Martha dear, yours is not the fault of believing too little–it is the fault of believing too much. Believing that too much rested on your shoulders alone. Believing that no one else could relieve you of that weight. Believing that Jesus would come. What else could you say, except to pour out this painful lament, “If only you had been here.”
Such is the lament of women of a certain age. Old enough to have seen plenty. If our first pregnancy had survived, I would have a 24 year old. If only we had married five years sooner. If only I had gone to seminary right after college. If only they understood then what they do now about…….(so many things!) If this medicine had been available when…. If I had not forgotten this thing or that meeting. One who has not lived through much doesn’t have much of a timeline to assess and measure the consequences of being one place or another, one thing or another. But after a certain age, we understand this lament.
Jesus deserved your reproach. Others had probably given you enough of the same, and maybe you knew what it felt like to be judged wanting. Nothing you could do was enough to keep Lazarus alive. You believed there was just one who was stronger, just one who could have done more. And he didn’t come.
You believed in the resurrection. Of course you did. Plenty of people believed in the resurrection. It was a way to make sense in a world where good people were slaughtered for no reason. In the resurrection, there would be justice, even if there was none to be seen now. I believe that too. I believe that beyond all present suffering God has the last word, and it’s the same as the first word: the word God spoke that brought into being all that is. That can seem like a distant comfort when your arms are aching now for the one you lovingly nursed and held him until his breath went out of him.

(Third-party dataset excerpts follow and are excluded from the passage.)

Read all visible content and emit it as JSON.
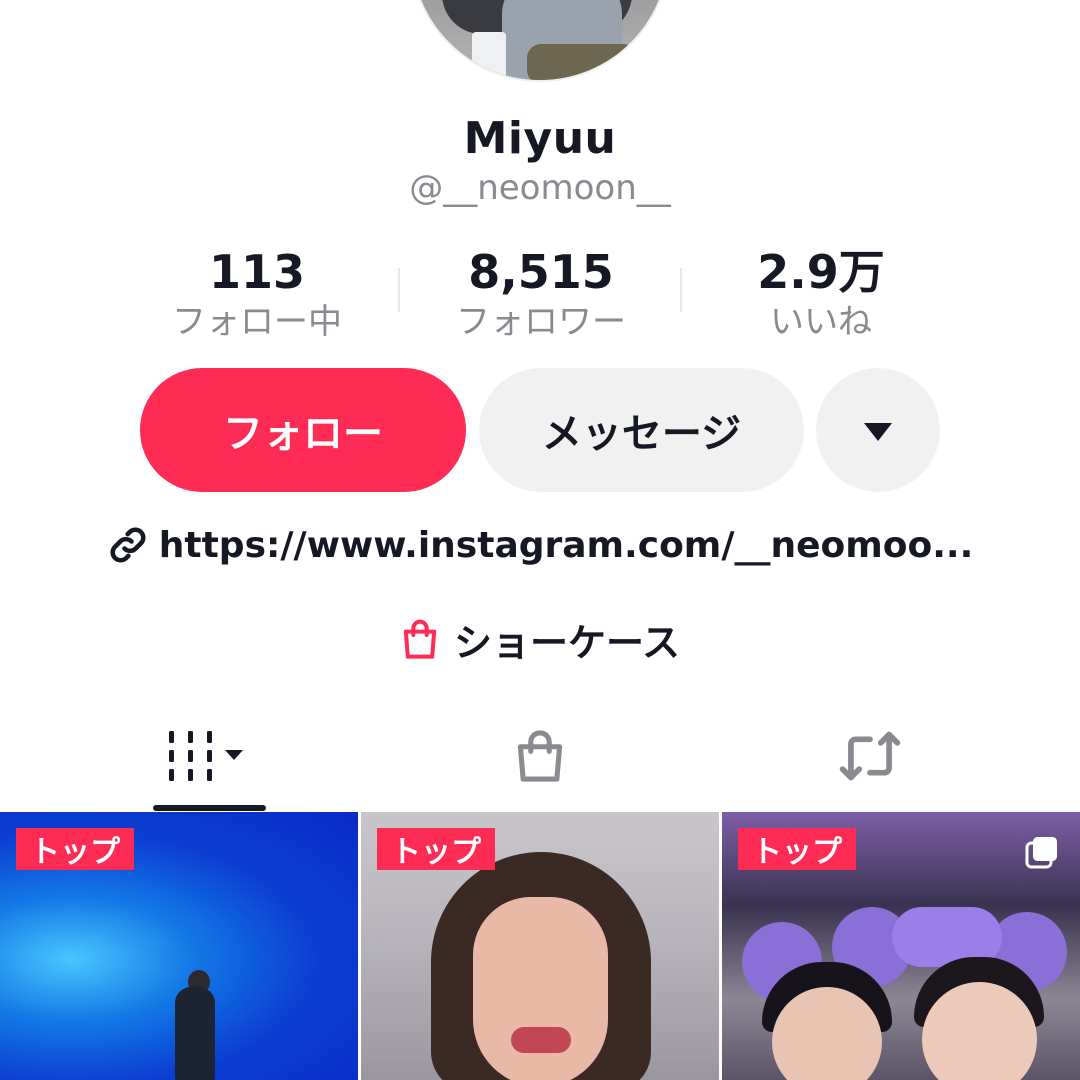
{
  "profile": {
    "display_name": "Miyuu",
    "handle": "@__neomoon__"
  },
  "stats": [
    {
      "value": "113",
      "label": "フォロー中"
    },
    {
      "value": "8,515",
      "label": "フォロワー"
    },
    {
      "value": "2.9万",
      "label": "いいね"
    }
  ],
  "actions": {
    "follow_label": "フォロー",
    "message_label": "メッセージ",
    "more_icon": "caret-down-icon"
  },
  "bio": {
    "link_text": "https://www.instagram.com/__neomoo...",
    "showcase_label": "ショーケース"
  },
  "tabs": [
    {
      "icon": "videos-grid-icon",
      "selected": true
    },
    {
      "icon": "shopping-bag-icon",
      "selected": false
    },
    {
      "icon": "repost-icon",
      "selected": false
    }
  ],
  "videos": [
    {
      "badge": "トップ"
    },
    {
      "badge": "トップ"
    },
    {
      "badge": "トップ",
      "multi_photo": true
    }
  ],
  "colors": {
    "accent": "#fe2c55",
    "secondary_button": "#f1f1f2",
    "muted_text": "#8a8b91"
  }
}
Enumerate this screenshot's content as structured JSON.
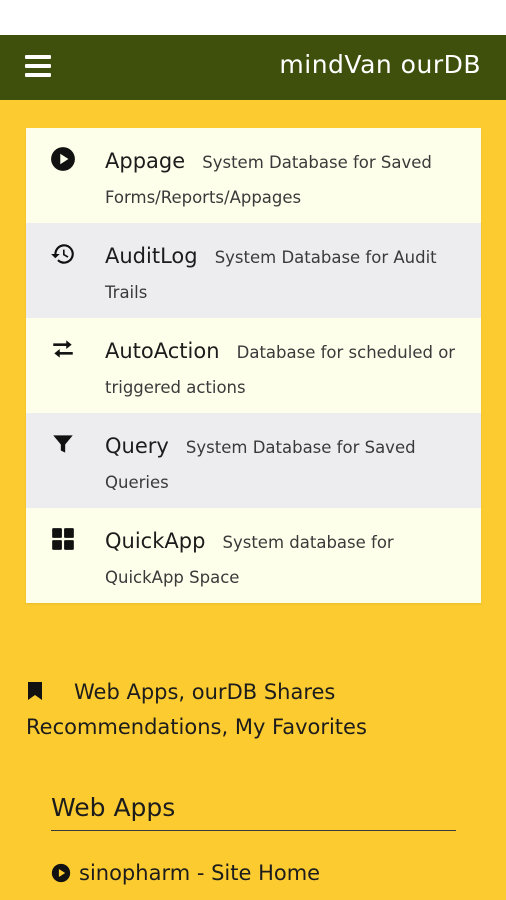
{
  "header": {
    "title": "mindVan ourDB",
    "menu_icon": "hamburger-menu-icon",
    "bar_color": "#3f500d"
  },
  "colors": {
    "background": "#fccb30",
    "row_light": "#fdffea",
    "row_gray": "#ededef"
  },
  "databases": [
    {
      "name": "Appage",
      "description": "System Database for Saved Forms/Reports/Appages",
      "icon": "play-circle-icon"
    },
    {
      "name": "AuditLog",
      "description": "System Database for Audit Trails",
      "icon": "history-icon"
    },
    {
      "name": "AutoAction",
      "description": "Database for scheduled or triggered actions",
      "icon": "swap-arrows-icon"
    },
    {
      "name": "Query",
      "description": "System Database for Saved Queries",
      "icon": "filter-icon"
    },
    {
      "name": "QuickApp",
      "description": "System database for QuickApp Space",
      "icon": "grid-icon"
    }
  ],
  "shares": {
    "icon": "bookmark-icon",
    "text": "Web Apps, ourDB Shares Recommendations, My Favorites"
  },
  "web_apps": {
    "title": "Web Apps",
    "items": [
      {
        "label": "sinopharm - Site Home",
        "icon": "play-circle-icon"
      }
    ]
  }
}
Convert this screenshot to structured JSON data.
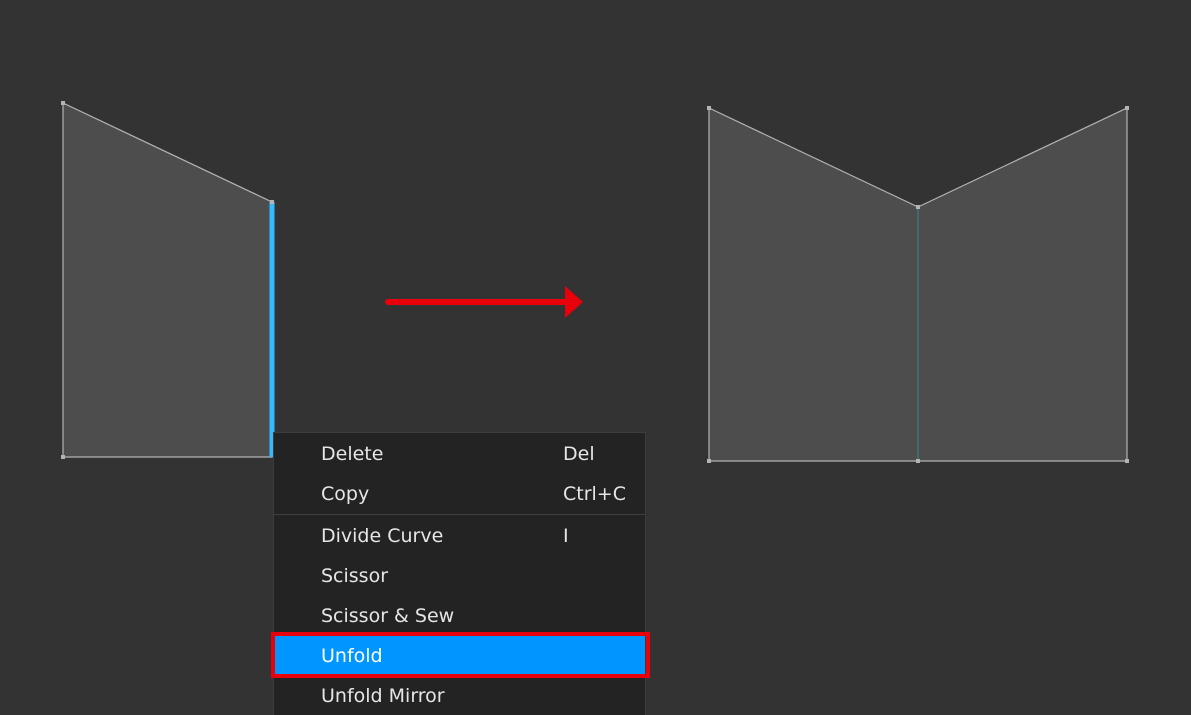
{
  "colors": {
    "background": "#333333",
    "pattern_fill": "#4d4d4d",
    "pattern_outline": "#b4b4b4",
    "selected_edge": "#33bbff",
    "fold_line": "#3f7a86",
    "arrow": "#e8000b",
    "menu_background": "#232323",
    "menu_text": "#e6e6e6",
    "menu_highlight": "#0095ff",
    "highlight_frame": "#e8000b"
  },
  "context_menu": {
    "items": [
      {
        "label": "Delete",
        "shortcut": "Del"
      },
      {
        "label": "Copy",
        "shortcut": "Ctrl+C"
      },
      {
        "label": "Divide Curve",
        "shortcut": "I"
      },
      {
        "label": "Scissor",
        "shortcut": ""
      },
      {
        "label": "Scissor & Sew",
        "shortcut": ""
      },
      {
        "label": "Unfold",
        "shortcut": ""
      },
      {
        "label": "Unfold Mirror",
        "shortcut": ""
      }
    ],
    "highlighted_item": "Unfold"
  },
  "icons": {
    "arrow": "right-arrow-icon"
  }
}
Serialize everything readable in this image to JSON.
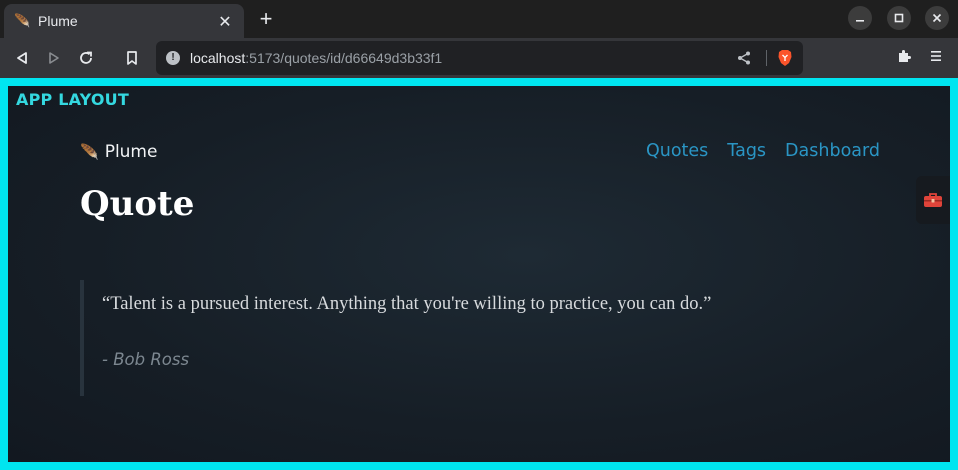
{
  "browser": {
    "tab": {
      "title": "Plume",
      "favicon": "feather-icon"
    },
    "address_bar": {
      "host": "localhost",
      "path": ":5173/quotes/id/d66649d3b33f1"
    }
  },
  "app": {
    "layout_label": "APP LAYOUT",
    "brand": {
      "icon": "🪶",
      "name": "Plume"
    },
    "nav": [
      {
        "label": "Quotes"
      },
      {
        "label": "Tags"
      },
      {
        "label": "Dashboard"
      }
    ],
    "page_title": "Quote",
    "quote": {
      "text": "“Talent is a pursued interest. Anything that you're willing to practice, you can do.”",
      "author": "- Bob Ross"
    }
  },
  "colors": {
    "frame_accent": "#00e5f0",
    "layout_label": "#34d8e0",
    "nav_link": "#2a95c4",
    "background": "#161e26"
  }
}
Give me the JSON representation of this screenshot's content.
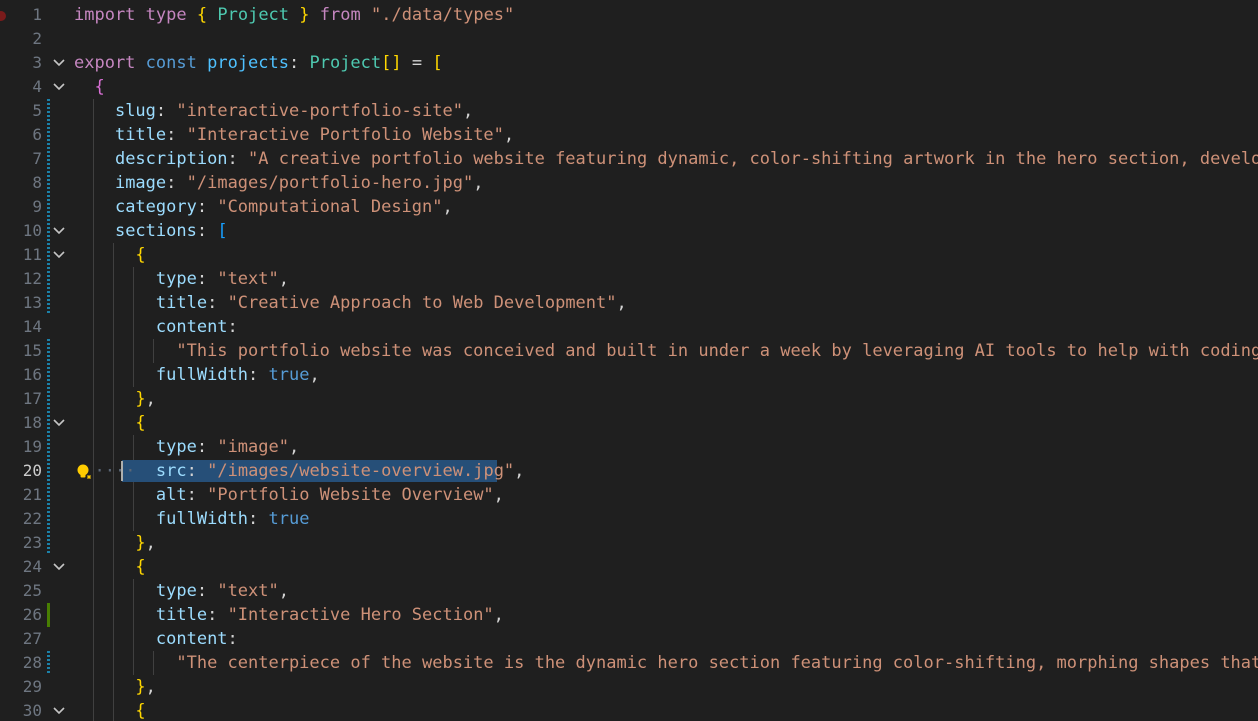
{
  "editor": {
    "active_line": 20,
    "lines": [
      {
        "n": "1",
        "tokens": [
          [
            "k",
            "import"
          ],
          [
            "p",
            " "
          ],
          [
            "k",
            "type"
          ],
          [
            "p",
            " "
          ],
          [
            "b1",
            "{"
          ],
          [
            "p",
            " "
          ],
          [
            "ty",
            "Project"
          ],
          [
            "p",
            " "
          ],
          [
            "b1",
            "}"
          ],
          [
            "p",
            " "
          ],
          [
            "k",
            "from"
          ],
          [
            "p",
            " "
          ],
          [
            "s",
            "\"./data/types\""
          ]
        ]
      },
      {
        "n": "2",
        "tokens": []
      },
      {
        "n": "3",
        "tokens": [
          [
            "k",
            "export"
          ],
          [
            "p",
            " "
          ],
          [
            "kb",
            "const"
          ],
          [
            "p",
            " "
          ],
          [
            "cid",
            "projects"
          ],
          [
            "p",
            ": "
          ],
          [
            "ty",
            "Project"
          ],
          [
            "b1",
            "[]"
          ],
          [
            "p",
            " = "
          ],
          [
            "b1",
            "["
          ]
        ]
      },
      {
        "n": "4",
        "tokens": [
          [
            "p",
            "  "
          ],
          [
            "b2",
            "{"
          ]
        ]
      },
      {
        "n": "5",
        "tokens": [
          [
            "p",
            "    "
          ],
          [
            "id",
            "slug"
          ],
          [
            "p",
            ": "
          ],
          [
            "s",
            "\"interactive-portfolio-site\""
          ],
          [
            "p",
            ","
          ]
        ]
      },
      {
        "n": "6",
        "tokens": [
          [
            "p",
            "    "
          ],
          [
            "id",
            "title"
          ],
          [
            "p",
            ": "
          ],
          [
            "s",
            "\"Interactive Portfolio Website\""
          ],
          [
            "p",
            ","
          ]
        ]
      },
      {
        "n": "7",
        "tokens": [
          [
            "p",
            "    "
          ],
          [
            "id",
            "description"
          ],
          [
            "p",
            ": "
          ],
          [
            "s",
            "\"A creative portfolio website featuring dynamic, color-shifting artwork in the hero section, developed in"
          ]
        ]
      },
      {
        "n": "8",
        "tokens": [
          [
            "p",
            "    "
          ],
          [
            "id",
            "image"
          ],
          [
            "p",
            ": "
          ],
          [
            "s",
            "\"/images/portfolio-hero.jpg\""
          ],
          [
            "p",
            ","
          ]
        ]
      },
      {
        "n": "9",
        "tokens": [
          [
            "p",
            "    "
          ],
          [
            "id",
            "category"
          ],
          [
            "p",
            ": "
          ],
          [
            "s",
            "\"Computational Design\""
          ],
          [
            "p",
            ","
          ]
        ]
      },
      {
        "n": "10",
        "tokens": [
          [
            "p",
            "    "
          ],
          [
            "id",
            "sections"
          ],
          [
            "p",
            ": "
          ],
          [
            "b3",
            "["
          ]
        ]
      },
      {
        "n": "11",
        "tokens": [
          [
            "p",
            "      "
          ],
          [
            "b1",
            "{"
          ]
        ]
      },
      {
        "n": "12",
        "tokens": [
          [
            "p",
            "        "
          ],
          [
            "id",
            "type"
          ],
          [
            "p",
            ": "
          ],
          [
            "s",
            "\"text\""
          ],
          [
            "p",
            ","
          ]
        ]
      },
      {
        "n": "13",
        "tokens": [
          [
            "p",
            "        "
          ],
          [
            "id",
            "title"
          ],
          [
            "p",
            ": "
          ],
          [
            "s",
            "\"Creative Approach to Web Development\""
          ],
          [
            "p",
            ","
          ]
        ]
      },
      {
        "n": "14",
        "tokens": [
          [
            "p",
            "        "
          ],
          [
            "id",
            "content"
          ],
          [
            "p",
            ":"
          ]
        ]
      },
      {
        "n": "15",
        "tokens": [
          [
            "p",
            "          "
          ],
          [
            "s",
            "\"This portfolio website was conceived and built in under a week by leveraging AI tools to help with coding and de"
          ]
        ]
      },
      {
        "n": "16",
        "tokens": [
          [
            "p",
            "        "
          ],
          [
            "id",
            "fullWidth"
          ],
          [
            "p",
            ": "
          ],
          [
            "kb",
            "true"
          ],
          [
            "p",
            ","
          ]
        ]
      },
      {
        "n": "17",
        "tokens": [
          [
            "p",
            "      "
          ],
          [
            "b1",
            "}"
          ],
          [
            "p",
            ","
          ]
        ]
      },
      {
        "n": "18",
        "tokens": [
          [
            "p",
            "      "
          ],
          [
            "b1",
            "{"
          ]
        ]
      },
      {
        "n": "19",
        "tokens": [
          [
            "p",
            "        "
          ],
          [
            "id",
            "type"
          ],
          [
            "p",
            ": "
          ],
          [
            "s",
            "\"image\""
          ],
          [
            "p",
            ","
          ]
        ]
      },
      {
        "n": "20",
        "tokens": [
          [
            "p",
            "  "
          ],
          [
            "ws",
            "····"
          ],
          [
            "p",
            "  "
          ],
          [
            "id",
            "src"
          ],
          [
            "p",
            ": "
          ],
          [
            "s",
            "\"/images/website-overview.jpg\""
          ],
          [
            "p",
            ","
          ]
        ]
      },
      {
        "n": "21",
        "tokens": [
          [
            "p",
            "        "
          ],
          [
            "id",
            "alt"
          ],
          [
            "p",
            ": "
          ],
          [
            "s",
            "\"Portfolio Website Overview\""
          ],
          [
            "p",
            ","
          ]
        ]
      },
      {
        "n": "22",
        "tokens": [
          [
            "p",
            "        "
          ],
          [
            "id",
            "fullWidth"
          ],
          [
            "p",
            ": "
          ],
          [
            "kb",
            "true"
          ]
        ]
      },
      {
        "n": "23",
        "tokens": [
          [
            "p",
            "      "
          ],
          [
            "b1",
            "}"
          ],
          [
            "p",
            ","
          ]
        ]
      },
      {
        "n": "24",
        "tokens": [
          [
            "p",
            "      "
          ],
          [
            "b1",
            "{"
          ]
        ]
      },
      {
        "n": "25",
        "tokens": [
          [
            "p",
            "        "
          ],
          [
            "id",
            "type"
          ],
          [
            "p",
            ": "
          ],
          [
            "s",
            "\"text\""
          ],
          [
            "p",
            ","
          ]
        ]
      },
      {
        "n": "26",
        "tokens": [
          [
            "p",
            "        "
          ],
          [
            "id",
            "title"
          ],
          [
            "p",
            ": "
          ],
          [
            "s",
            "\"Interactive Hero Section\""
          ],
          [
            "p",
            ","
          ]
        ]
      },
      {
        "n": "27",
        "tokens": [
          [
            "p",
            "        "
          ],
          [
            "id",
            "content"
          ],
          [
            "p",
            ":"
          ]
        ]
      },
      {
        "n": "28",
        "tokens": [
          [
            "p",
            "          "
          ],
          [
            "s",
            "\"The centerpiece of the website is the dynamic hero section featuring color-shifting, morphing shapes that respon"
          ]
        ]
      },
      {
        "n": "29",
        "tokens": [
          [
            "p",
            "      "
          ],
          [
            "b1",
            "}"
          ],
          [
            "p",
            ","
          ]
        ]
      },
      {
        "n": "30",
        "tokens": [
          [
            "p",
            "      "
          ],
          [
            "b1",
            "{"
          ]
        ]
      }
    ],
    "colors": {
      "background": "#1f1f1f",
      "selection": "#264f78",
      "line_number": "#6e7681",
      "modified_marker": "#1b81a8",
      "added_marker": "#487e02"
    },
    "icons": {
      "fold": "chevron-down-icon",
      "code_action": "lightbulb-icon",
      "breakpoint": "breakpoint-icon"
    }
  }
}
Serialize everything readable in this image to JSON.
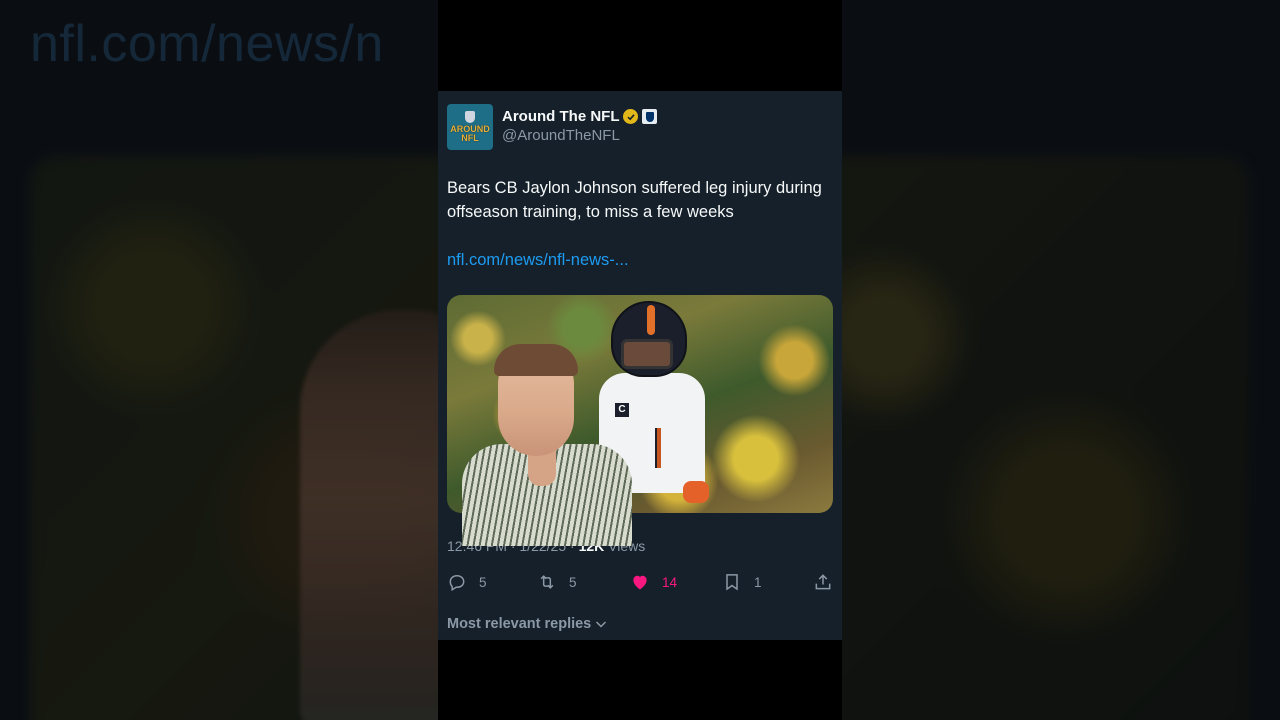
{
  "background": {
    "url_text": "nfl.com/news/n"
  },
  "tweet": {
    "display_name": "Around The NFL",
    "handle": "@AroundTheNFL",
    "avatar_text": "AROUND NFL",
    "text": "Bears CB Jaylon Johnson suffered leg injury during offseason training, to miss a few weeks",
    "link": "nfl.com/news/nfl-news-...",
    "time": "12:46 PM",
    "date": "1/22/25",
    "views_count": "12K",
    "views_label": "Views",
    "separator": "·",
    "actions": {
      "replies": "5",
      "reposts": "5",
      "likes": "14",
      "bookmarks": "1"
    },
    "replies_sort_label": "Most relevant replies"
  },
  "colors": {
    "background": "#15202b",
    "link": "#1d9bf0",
    "like": "#f91880",
    "verified": "#e2b719",
    "secondary_text": "#8b98a5"
  },
  "icons": [
    "verified-badge-icon",
    "nfl-affiliation-icon",
    "reply-icon",
    "repost-icon",
    "like-heart-icon",
    "bookmark-icon",
    "share-icon",
    "chevron-down-icon"
  ]
}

Jesus speaks, and the conversation zooms from the end of time into his eyes, met with Martha’s. I am the resurrection. Resurrection begins now. The God who spoke the first word that brought the breath of life continues to speak. Not someday. Now. Eternal life isn’t someday. It’s begins now. Martha can you believe this? Will you still believe it when they take Jesus’ dead body down from the cross? I wouldn’t blame you if you quivered in this. I wouldn’t blame you if it shook you to your core. It still shakes me, every time when death has again robbed me, every time I lament, “If only I could have…” It’s Friday again, and I can’t see the resurrection from where I stand there. Will I believe this time, Martha? Will I believe, as you did, that exhausting everything that I am capable of doing or being, that God will still breathe life into these bones? Yes, Lord, I believe that you are the Christ, the one who is now coming into the world. Is coming. Now. With life in your hand.